Postcard to the Future
Forecast founder Jack Becker pays it forward
When I graduated as a sculptor from the Minneapolis College of Art and Design in 1976, my goal was to get gallery representation, score a museum show, land a commission, and maybe move to New York City.
While none of these things happened right away, I chose to stay in the arts mecca of the Twin Cities, hang around MCAD, and continue networking with former classmates. This quickly evolved into a club of sorts that met weekly in hopes of doing some kind of exhibit project.
At one of our sessions we realized we shared an interest in postcards: collecting, making, and so on. So we decided to organize a postcard exhibit. We posted fliers around the school and invited others to join.
At one of our meetings, a woman none of us knew came into the room, sat in the back, and observed our excited discussion.
After an hour or so she raised her hand, and I called on her. “Hello,” she said, “my name is Melisande Charles, and I have six thousand postcards.” Of course we were elated, and the show went forward with renewed energy.
Little did we know, Melisande was the director of the Minneapolis Arts Commission and was in the process of securing federal funds to launch a CETA program that would hire 60 artists in the region. (More on CETA in our article, Looking for CETA.) An outspoken, pioneering artist and entrepreneur with New York City hutzpah, Melisande must have seen something in me that I was unaware of, and she later encouraged me to apply for a job in the program. Soon after, like some kind of Horatio Alger fable, thanks to my modest role in organizing a fun little postcard show in the college cafeteria, I was crowned gallery director for City Art Productions, with a desk and phone at City Hall. The city was my gallery, and I was charged with organizing exhibitions of CETA artists at places like the library, the government center, parks, plazas, and other public venues.
“The city was my gallery, and I was charged with organizing exhibitions of CETA artists at places like the library, the government center, parks, plazas, and other public venues.”
For a 23-year-old art pup, this was empowering. With Melisande as my mentor, I learned how to work the telephone and get things done, make connections and open doors that I never imagined could open. Calling from City Hall, as it turns out, gets results! Bureaucracy, I soon learned, is like found-object sculpture, an art form that’s all about connecting the raw materials of the city—people, places, and things—in new and meaningful ways.
This basic notion of creative connecting became the core of my artistic practice. The CETA experience was my graduate school and led to the formation, less than a year later, of Forecast Public Art, a nonprofit dedicated to strengthening and advancing the field of public art.
Thirty-eight years later, it still is. Now, as we go to press, Forecast’s board of directors is conducting a national search for a new executive director so I can shift my job here to what I most enjoy: serving communities seeking a foothold in the public art world.
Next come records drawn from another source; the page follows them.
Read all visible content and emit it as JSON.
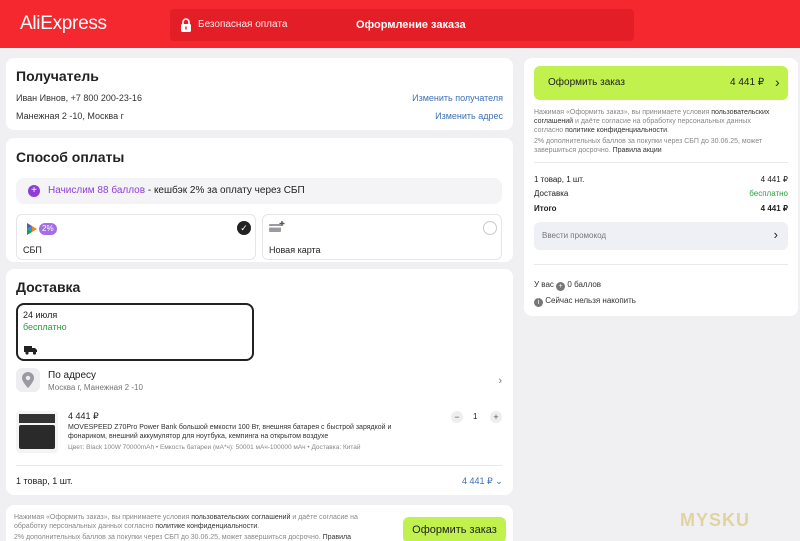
{
  "header": {
    "logo": "AliExpress",
    "secure_label": "Безопасная оплата",
    "title": "Оформление заказа"
  },
  "recipient": {
    "heading": "Получатель",
    "name_phone": "Иван Ивнов, +7 800 200-23-16",
    "address": "Манежная 2 -10, Москва г",
    "change_recipient": "Изменить получателя",
    "change_address": "Изменить адрес"
  },
  "payment": {
    "heading": "Способ оплаты",
    "cashback_highlight": "Начислим 88 баллов",
    "cashback_rest": " - кешбэк 2% за оплату через СБП",
    "sbp_badge": "2%",
    "sbp_label": "СБП",
    "new_card_label": "Новая карта"
  },
  "delivery": {
    "heading": "Доставка",
    "date": "24 июля",
    "price": "бесплатно",
    "method": "По адресу",
    "address": "Москва г, Манежная 2 -10",
    "product_price": "4 441 ₽",
    "product_title_line1": "MOVESPEED Z70Pro Power Bank большой емкости 100 Вт, внешняя батарея с быстрой зарядкой и",
    "product_title_line2": "фонариком, внешний аккумулятор для ноутбука, кемпинга на открытом воздухе",
    "product_specs": "Цвет: Black 100W 70000mAh • Емкость батареи (мА*ч): 50001 мАч-100000 мАч • Доставка: Китай",
    "quantity": "1",
    "summary_left": "1 товар, 1 шт.",
    "summary_right": "4 441 ₽"
  },
  "sidebar": {
    "order_button": "Оформить заказ",
    "order_total": "4 441 ₽",
    "terms_1a": "Нажимая «Оформить заказ», вы принимаете условия ",
    "terms_1b": "пользовательских",
    "terms_2a": "соглашений",
    "terms_2b": " и даёте согласие на обработку персональных данных",
    "terms_3a": "согласно ",
    "terms_3b": "политике конфиденциальности",
    "terms_3c": ".",
    "bonus_1": "2% дополнительных баллов за покупки через СБП до 30.06.25, может",
    "bonus_2a": "завершиться досрочно. ",
    "bonus_2b": "Правила акции",
    "row1_label": "1 товар, 1 шт.",
    "row1_value": "4 441 ₽",
    "row2_label": "Доставка",
    "row2_value": "бесплатно",
    "row3_label": "Итого",
    "row3_value": "4 441 ₽",
    "promo_placeholder": "Ввести промокод",
    "points_prefix": "У вас",
    "points_value": "0 баллов",
    "cannot_save": "Сейчас нельзя накопить"
  },
  "footer": {
    "terms_1a": "Нажимая «Оформить заказ», вы принимаете условия ",
    "terms_1b": "пользовательских соглашений",
    "terms_1c": " и даёте согласие на",
    "terms_2a": "обработку персональных данных согласно ",
    "terms_2b": "политике конфиденциальности",
    "terms_2c": ".",
    "bonus_a": "2% дополнительных баллов за покупки через СБП до 30.06.25, может завершиться досрочно. ",
    "bonus_b": "Правила",
    "order_button": "Оформить заказ"
  },
  "watermark": "MYSKU",
  "colors": {
    "brand_red": "#f5282f",
    "accent_green": "#c0f14c",
    "link_blue": "#3d71b8",
    "purple": "#8e3ed6",
    "free_green": "#2e9b3f"
  }
}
Most of my time here has been spent responding to requests for help from artists, educators, design professionals, government agencies, developers, planners, and others. I now have the opportunity to take what I’ve learned and the contacts I’ve made around the world and help Forecast increase its impact by focusing my full attention on consulting and downloading what I’ve learned over the past 38 years.
As I look back and consider the core values that helped Forecast survive and even thrive, it wasn’t about innovating or artistic bells and whistles. It was about foundational things like connecting, sharing, channeling energies, and giving artists a chance to follow their passion and realize their potential. After all, it was Melisande who saw something in me and gave me a chance. I’m just paying it forward. And I’m still collecting postcards.
Jack Becker is the founder of Forecast Public Art.
This piece appeared as the publisher’s note in the print issue of Public Art Review issue 54.